# HuggingFace Pretrained ViT Inference on Trn1

## Introduction

This notebook demonstrates how to compile and run a HuggingFace 🤗 Google Vision Transformer (ViT) model for accelerated inference on Neuron. This notebook will use the [`google/vit-base-patch16-224`](https://huggingface.co/google/vit-base-patch16-224) model, which is primarily used for arbitrary image classification tasks.

This Jupyter notebook should be run on a Trn1 instance (`trn1.2xlarge` or larger).

## Install Dependencies
This tutorial requires the following pip packages:

- `torch-neuronx`
- `neuronx-cc`
- `transformers`

Most of these packages will be installed when configuring your environment using the Trn1 setup guide. The additional dependencies must be installed here:

In [None]:
!pip install -U transformers

## Compile the model into an AWS Neuron optimized TorchScript

In the following section, we load the model and feature extractor, get s sample input, run inference on CPU, compile the model for Neuron using `torch_neuronx.trace()` and save the optimized model as `TorchScript`.

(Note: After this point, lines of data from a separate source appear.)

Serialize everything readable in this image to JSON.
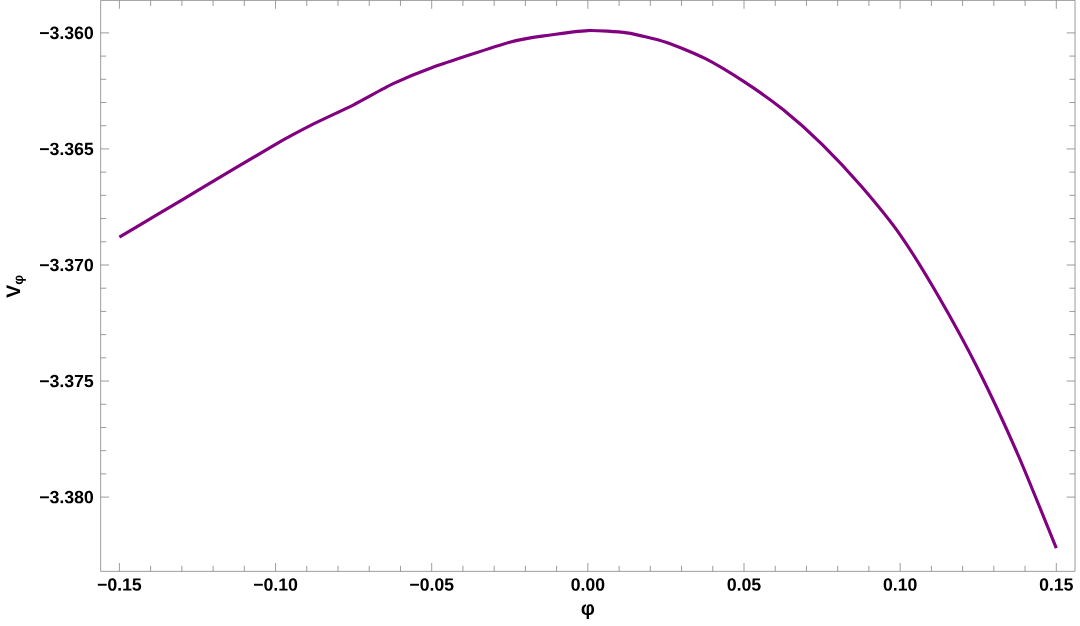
{
  "chart_data": {
    "type": "line",
    "xlabel": "φ",
    "ylabel": "V$_{φ}$",
    "xlim": [
      -0.156,
      0.156
    ],
    "ylim": [
      -3.3832,
      -3.3586
    ],
    "xticks": [
      {
        "value": -0.15,
        "label": "−0.15"
      },
      {
        "value": -0.1,
        "label": "−0.10"
      },
      {
        "value": -0.05,
        "label": "−0.05"
      },
      {
        "value": 0,
        "label": "0.00"
      },
      {
        "value": 0.05,
        "label": "0.05"
      },
      {
        "value": 0.1,
        "label": "0.10"
      },
      {
        "value": 0.15,
        "label": "0.15"
      }
    ],
    "yticks": [
      {
        "value": -3.38,
        "label": "−3.380"
      },
      {
        "value": -3.375,
        "label": "−3.375"
      },
      {
        "value": -3.37,
        "label": "−3.370"
      },
      {
        "value": -3.365,
        "label": "−3.365"
      },
      {
        "value": -3.36,
        "label": "−3.360"
      }
    ],
    "grid": false,
    "marker": "none",
    "line_style": "solid",
    "series": [
      {
        "color": "#800080",
        "x": [
          -0.15,
          -0.1375,
          -0.125,
          -0.1,
          -0.0875,
          -0.075,
          -0.0625,
          -0.05,
          -0.025,
          -0.0125,
          0,
          0.0125,
          0.025,
          0.0375,
          0.05,
          0.0625,
          0.075,
          0.0875,
          0.1,
          0.1125,
          0.125,
          0.1375,
          0.15
        ],
        "values": [
          -3.3688,
          -3.3678,
          -3.3668,
          -3.3648,
          -3.3639,
          -3.3631,
          -3.3622,
          -3.3615,
          -3.3604,
          -3.3601,
          -3.3599,
          -3.36,
          -3.3604,
          -3.3611,
          -3.3621,
          -3.3633,
          -3.3648,
          -3.3666,
          -3.3687,
          -3.3714,
          -3.3745,
          -3.3781,
          -3.3822
        ]
      }
    ]
  }
}
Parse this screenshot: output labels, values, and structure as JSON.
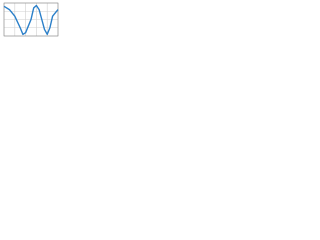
{
  "chart_data": {
    "type": "line",
    "x": [
      0,
      1,
      2,
      3,
      3.5,
      4,
      5,
      5.5,
      6,
      6.5,
      7,
      7.5,
      8,
      8.5,
      9,
      10
    ],
    "series": [
      {
        "color": "#2a7fc9",
        "values": [
          0.8,
          0.6,
          0.2,
          -0.5,
          -0.9,
          -0.8,
          0,
          0.7,
          0.85,
          0.6,
          0,
          -0.6,
          -0.9,
          -0.5,
          0.2,
          0.6
        ]
      }
    ],
    "xlim": [
      0,
      10
    ],
    "ylim": [
      -1,
      1
    ],
    "xticks": [
      0,
      2,
      4,
      6,
      8,
      10
    ],
    "yticks": [
      -1,
      -0.5,
      0,
      0.5,
      1
    ],
    "grid": true
  }
}
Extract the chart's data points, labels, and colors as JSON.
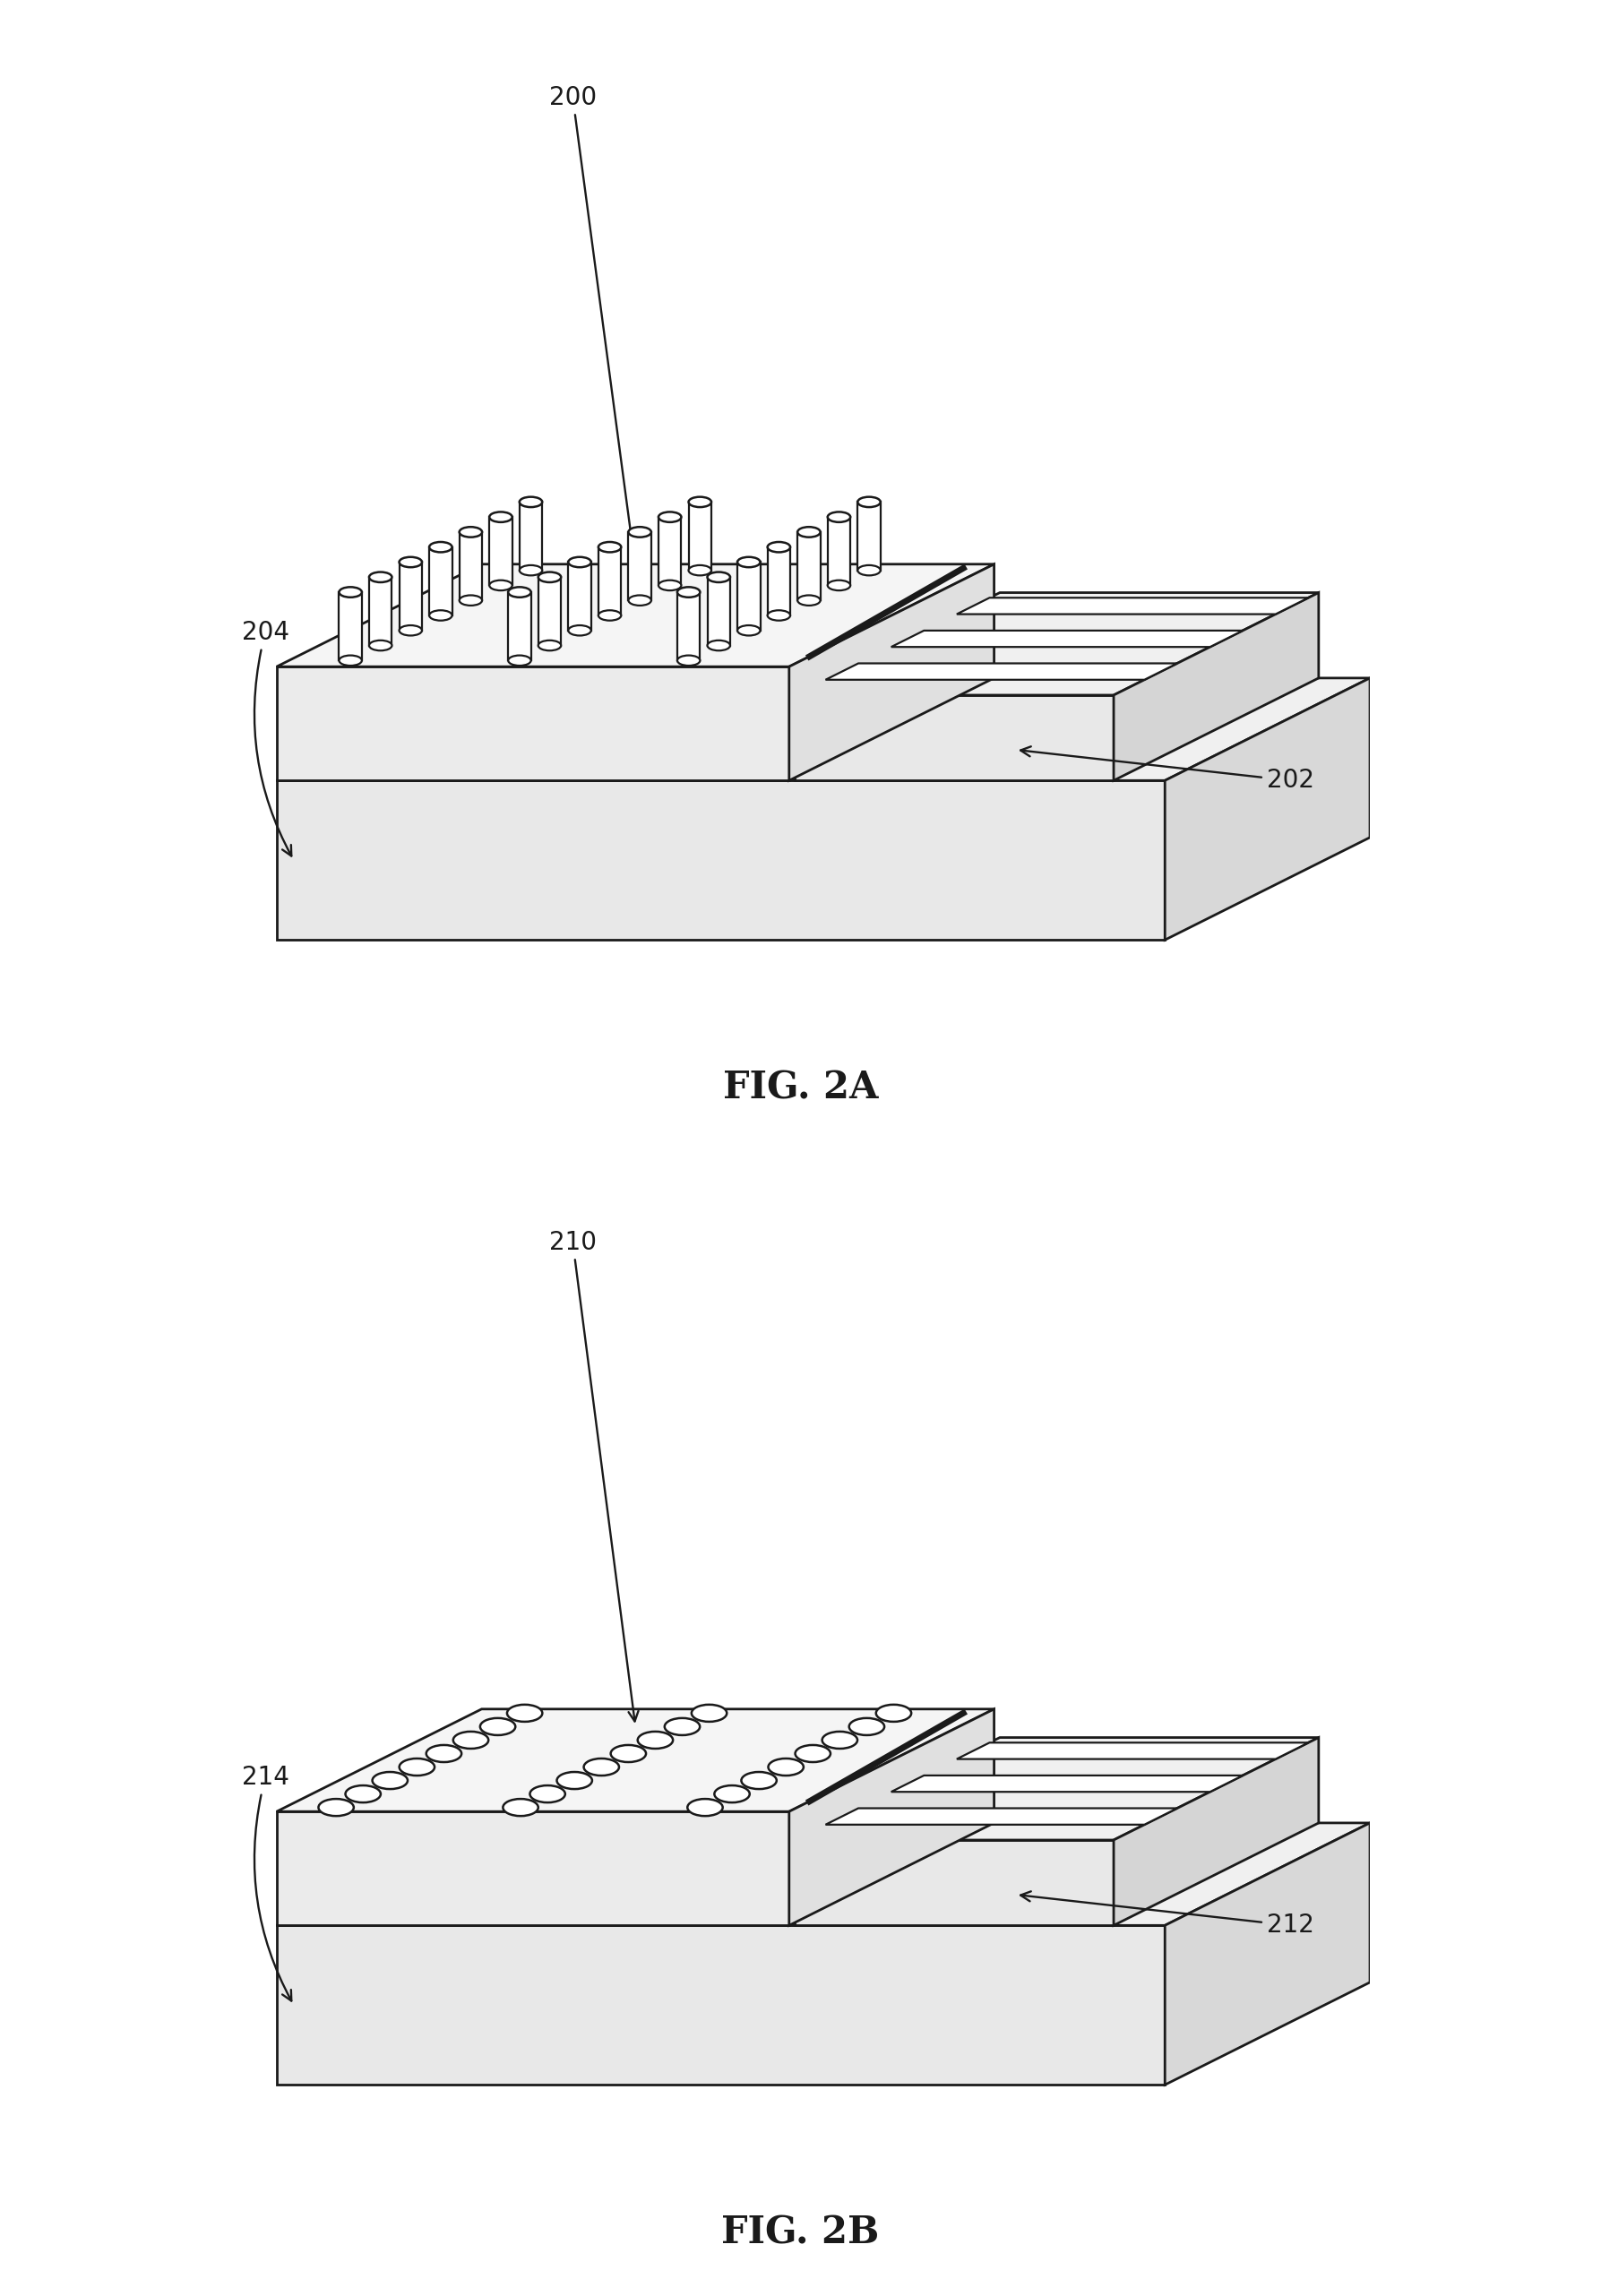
{
  "fig_width": 17.87,
  "fig_height": 25.63,
  "background_color": "#ffffff",
  "line_color": "#1a1a1a",
  "line_width": 2.0,
  "fill_top": "#f5f5f5",
  "fill_side_left": "#e0e0e0",
  "fill_front": "#ebebeb",
  "fill_right_block_top": "#f5f5f5",
  "fill_right_block_side": "#d5d5d5",
  "fill_right_block_front": "#e8e8e8",
  "label_fontsize": 20,
  "caption_fontsize": 30,
  "fig2a_label": "FIG. 2A",
  "fig2b_label": "FIG. 2B",
  "ref200": "200",
  "ref202": "202",
  "ref204": "204",
  "ref210": "210",
  "ref212": "212",
  "ref214": "214",
  "skx": 1.8,
  "sky": 0.9,
  "2a_nrod_cols": 3,
  "2a_nrod_rows": 7,
  "2b_nhole_cols": 3,
  "2b_nhole_rows": 8
}
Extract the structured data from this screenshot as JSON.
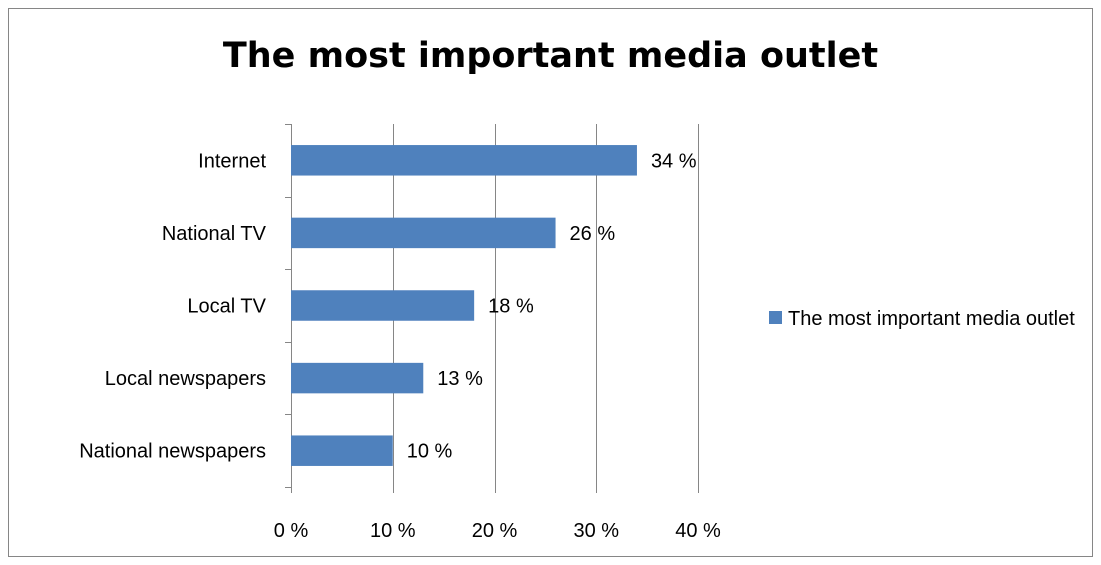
{
  "chart_data": {
    "type": "bar",
    "orientation": "horizontal",
    "title": "The most important media outlet",
    "categories": [
      "National newspapers",
      "Local newspapers",
      "Local TV",
      "National TV",
      "Internet"
    ],
    "series": [
      {
        "name": "The most important media outlet",
        "values": [
          10,
          13,
          18,
          26,
          34
        ],
        "data_labels": [
          "10 %",
          "13 %",
          "18 %",
          "26 %",
          "34 %"
        ],
        "color": "#4f81bd"
      }
    ],
    "xlim": [
      0,
      40
    ],
    "x_ticks": [
      0,
      10,
      20,
      30,
      40
    ],
    "x_tick_labels": [
      "0 %",
      "10 %",
      "20 %",
      "30 %",
      "40 %"
    ],
    "xlabel": "",
    "ylabel": "",
    "grid": "vertical",
    "legend_position": "right"
  }
}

`torch_neuronx.trace()` expects a tensor or tuple of tensor inputs to use for tracing, so we unpack the feature extractor output. Additionally, the input shape that's used duing compilation must match the input shape that's used during inference. To handle this, we pad the inputs to the maximum size that we will see during inference.

In [None]:
from PIL import Image
import requests

import torch
import torch_neuronx
from transformers import ViTFeatureExtractor, ViTForImageClassification

# Create the feature extractor and model
feature_extractor = ViTFeatureExtractor.from_pretrained('google/vit-base-patch16-224')
model = ViTForImageClassification.from_pretrained('google/vit-base-patch16-224', torchscript=True)
model.eval()

# Get an example input
url = "http://images.cocodataset.org/val2017/000000039769.jpg"
image = Image.open(requests.get(url, stream=True).raw)

inputs = feature_extractor(images=image, return_tensors="pt")

example = (inputs['pixel_values'],)

# Run inference on CPU
output_cpu = model(*example)

# Compile the model
model_neuron = torch_neuronx.trace(model, example)

# Save the TorchScript for inference deployment
filename = 'model.pt'
torch.jit.save(model_neuron, filename)

## Run inference and compare results

In this section we load the compiled model, run inference on Neuron, and compare the CPU and Neuron outputs.

In [None]:
# Load the TorchScript compiled model
model_neuron = torch.jit.load(filename)

# Run inference using the Neuron model
output_neuron = model_neuron(*example)

# Compare the results
print(f"CPU tensor:            {output_cpu[0][0][0:10]}")
print(f"Neuron tensor:         {output_neuron[0][0][0:10]}")
print(f"CPU classification:    {model.config.id2label[output_cpu[0].argmax(-1).item()]}")
print(f"Neuron classification: {model.config.id2label[output_neuron[0].argmax(-1).item()]}")